Prior to the arrival of European settlers in the region, Havana Glen was once used by the Seneca nation who resided at the base of the glen. A ceremonial mound was located nearby. A flat area above Eagle Cliff Falls was used as a Council Chamber until 1792 when the Seneca nation was driven from the area.
The natural oasis was first made accessible to the public in mid-1867 via the construction of elaborate bridges and stairways through its narrow canyons and rugged hillsides. The private tourist attraction allowed hikers to snake their way through the glen from its base at the Portal Cascade towards Odessa.

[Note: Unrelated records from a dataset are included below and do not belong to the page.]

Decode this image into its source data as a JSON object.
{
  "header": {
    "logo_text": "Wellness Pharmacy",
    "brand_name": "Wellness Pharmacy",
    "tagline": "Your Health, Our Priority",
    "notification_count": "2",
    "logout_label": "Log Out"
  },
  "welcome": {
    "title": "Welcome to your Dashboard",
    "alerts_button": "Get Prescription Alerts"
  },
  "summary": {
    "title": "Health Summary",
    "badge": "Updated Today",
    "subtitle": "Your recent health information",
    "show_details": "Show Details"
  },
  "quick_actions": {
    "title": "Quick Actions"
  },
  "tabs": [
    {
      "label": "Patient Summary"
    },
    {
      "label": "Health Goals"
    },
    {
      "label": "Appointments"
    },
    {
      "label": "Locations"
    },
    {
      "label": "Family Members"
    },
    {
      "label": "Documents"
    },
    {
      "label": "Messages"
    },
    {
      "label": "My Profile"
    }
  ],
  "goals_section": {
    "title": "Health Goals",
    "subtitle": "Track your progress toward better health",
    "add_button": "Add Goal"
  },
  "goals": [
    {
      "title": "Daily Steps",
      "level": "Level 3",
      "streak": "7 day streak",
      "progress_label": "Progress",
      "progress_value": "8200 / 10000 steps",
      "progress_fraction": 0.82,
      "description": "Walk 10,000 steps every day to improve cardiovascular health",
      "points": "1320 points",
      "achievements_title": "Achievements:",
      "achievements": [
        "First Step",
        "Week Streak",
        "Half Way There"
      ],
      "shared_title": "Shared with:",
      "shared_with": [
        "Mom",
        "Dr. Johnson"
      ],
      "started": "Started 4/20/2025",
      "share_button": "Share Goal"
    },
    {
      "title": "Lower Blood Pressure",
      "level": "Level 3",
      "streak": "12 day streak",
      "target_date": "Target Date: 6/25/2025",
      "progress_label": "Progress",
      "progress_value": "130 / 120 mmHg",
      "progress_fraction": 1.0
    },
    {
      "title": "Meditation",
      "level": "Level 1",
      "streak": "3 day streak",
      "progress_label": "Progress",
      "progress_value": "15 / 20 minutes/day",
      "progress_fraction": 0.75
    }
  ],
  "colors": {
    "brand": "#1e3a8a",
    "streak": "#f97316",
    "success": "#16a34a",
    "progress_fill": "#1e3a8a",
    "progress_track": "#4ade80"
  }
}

The first waterfall that the visitors encountered was the Portal Cascade, where McClure Creek made its final plunge into the basin of Seneca Lake. A narrow path led to Sylvan Bridge that spanned the stream above the first waterfall, followed by the appearance of Eagle Cliff Falls, the highest in the glen at 50 feet. Stairs bolted to the rock face led to the “Pride of the Senecas,” where Curtain Cascade and Central Gorge came into view.
Above the third waterfall came Hermit’s Cove, Whispering Falls and Glen Chaos, or piles of broken rock, followed by the Glen of the Falls, Echo Falls, Fairies’ Cascade and Summit Falls.
In 1917, Shepard Niles acquired the park to preserve its natural and historical features. The land was later donated to the Finger Lakes Park Commission who in turn gave it to the town of Montour Falls for use as a public park.